Frage an Aydan Özoğuz von Helmut S. bezüglich Außenpolitik und internationale Beziehungen

Sehr geehrte Frau Özoguz,

In einem programmatischen Text des AA heißt es: "Das Grundgesetz garantiert also nicht nur die Menschenrechte in Deutschland, sondern verpflichtet uns, uns auf der ganzen Welt für den Schutz der Würde und der Grundfreiheiten der Menschen einzusetzen". (1)

In einer Studie des Wissenschaftlichen Dienstes des Deutschen Bundestag (2) werden die Praktiken der israelischen Verwaltungsbehörden gegenüber der palästinensischen Bevölkerung in den C-Gebieten der Westbank als "ethnische Verdrängung" charakterisiert, der Begriff "ethnische Säuberung" wird dabei vermieden, weil unmittelbare Gewalt dabei nicht zum Einsatz komme. Andere Definitionen fassen den Begriff "ethnische Säuberung" so, dass es nicht auf die Wahl de Mittel, sondern den Zweck ankommt. Andere Definitionen von "ethnischer Säuberung" stellen auf den Zweck ab, ein bestimmtes Territorium von einer bestimmten Ethnie zu "säubern" und lassen ein breites Spektrum von dabei eingesetzten Mitteln.

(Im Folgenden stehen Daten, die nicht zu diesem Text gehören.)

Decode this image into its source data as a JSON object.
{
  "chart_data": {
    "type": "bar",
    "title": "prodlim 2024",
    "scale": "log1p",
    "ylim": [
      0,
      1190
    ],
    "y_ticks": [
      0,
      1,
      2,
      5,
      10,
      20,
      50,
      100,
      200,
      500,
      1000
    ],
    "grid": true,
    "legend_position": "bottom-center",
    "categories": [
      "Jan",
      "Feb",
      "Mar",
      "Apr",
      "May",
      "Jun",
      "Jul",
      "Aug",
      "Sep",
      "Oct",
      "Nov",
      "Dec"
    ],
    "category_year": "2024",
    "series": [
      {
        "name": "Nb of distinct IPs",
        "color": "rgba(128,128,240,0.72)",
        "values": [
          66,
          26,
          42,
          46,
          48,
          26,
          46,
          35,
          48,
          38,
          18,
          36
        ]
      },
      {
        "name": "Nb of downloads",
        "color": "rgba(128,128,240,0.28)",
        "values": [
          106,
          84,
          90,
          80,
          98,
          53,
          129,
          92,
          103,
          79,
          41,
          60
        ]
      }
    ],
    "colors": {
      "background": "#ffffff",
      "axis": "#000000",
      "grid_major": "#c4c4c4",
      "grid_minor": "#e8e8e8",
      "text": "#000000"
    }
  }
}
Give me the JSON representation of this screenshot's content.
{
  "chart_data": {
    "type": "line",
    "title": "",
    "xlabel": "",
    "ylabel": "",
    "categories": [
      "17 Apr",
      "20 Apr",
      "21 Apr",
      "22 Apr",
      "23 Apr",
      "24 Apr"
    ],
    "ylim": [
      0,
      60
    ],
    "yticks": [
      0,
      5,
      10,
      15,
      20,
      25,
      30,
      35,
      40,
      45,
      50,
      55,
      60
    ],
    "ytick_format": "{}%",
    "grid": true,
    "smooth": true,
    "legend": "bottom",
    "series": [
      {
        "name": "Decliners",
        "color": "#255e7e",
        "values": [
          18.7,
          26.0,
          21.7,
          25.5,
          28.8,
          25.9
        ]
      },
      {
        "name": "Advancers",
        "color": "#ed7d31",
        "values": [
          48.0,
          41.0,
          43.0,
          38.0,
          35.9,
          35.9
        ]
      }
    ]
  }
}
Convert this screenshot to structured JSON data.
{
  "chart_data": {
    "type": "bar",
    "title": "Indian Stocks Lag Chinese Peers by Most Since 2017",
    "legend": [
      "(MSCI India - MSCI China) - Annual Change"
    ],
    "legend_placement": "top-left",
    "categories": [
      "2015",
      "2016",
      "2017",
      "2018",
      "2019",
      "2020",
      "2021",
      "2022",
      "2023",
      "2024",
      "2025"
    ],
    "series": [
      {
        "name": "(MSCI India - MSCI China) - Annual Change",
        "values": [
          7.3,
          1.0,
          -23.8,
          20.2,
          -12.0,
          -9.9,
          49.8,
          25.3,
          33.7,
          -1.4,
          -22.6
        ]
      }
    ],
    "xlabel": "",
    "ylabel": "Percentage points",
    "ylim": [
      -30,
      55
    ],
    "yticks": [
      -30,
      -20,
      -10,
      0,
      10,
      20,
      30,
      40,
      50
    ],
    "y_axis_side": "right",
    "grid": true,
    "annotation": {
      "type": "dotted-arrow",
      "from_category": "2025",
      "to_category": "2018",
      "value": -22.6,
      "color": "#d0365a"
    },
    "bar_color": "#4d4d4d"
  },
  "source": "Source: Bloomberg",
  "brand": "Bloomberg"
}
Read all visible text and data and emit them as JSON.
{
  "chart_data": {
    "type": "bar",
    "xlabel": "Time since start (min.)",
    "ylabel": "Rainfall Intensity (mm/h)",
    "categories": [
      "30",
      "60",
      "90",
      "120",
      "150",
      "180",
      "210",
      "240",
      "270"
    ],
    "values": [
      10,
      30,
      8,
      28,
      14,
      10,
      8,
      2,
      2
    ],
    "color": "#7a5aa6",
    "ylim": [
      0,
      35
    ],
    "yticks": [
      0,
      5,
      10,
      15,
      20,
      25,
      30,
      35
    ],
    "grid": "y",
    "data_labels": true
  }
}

Nach dieser Definition spricht viel dafür, dass es in den C-Gebieten der Westbank um "ethnische Säuberung" geht, da den dort lebenden Palästinensern die Lebensgrundlagen systematisch entzogen werden.

Mein Fragen:
(1) Von welchem Begriff "ethnischer Vertreibung/Säuberung" gehen Sie aus.
(2) Teilen Sie die Festestellungen in der Studie des Wissenschaftlichen Dienstes zur Menschenrechtslage der Palästinenser in den C-Gebieten der Westbank?
(3) Was haben Sie bisher in Ihrem Verantwortungsbereich getan und was gedenken Sie zu tun, um der Mißachtung der Menschenrecht in den C-Gebieten und in den besetzten Gebieten überhaupt entgegen zu wirken?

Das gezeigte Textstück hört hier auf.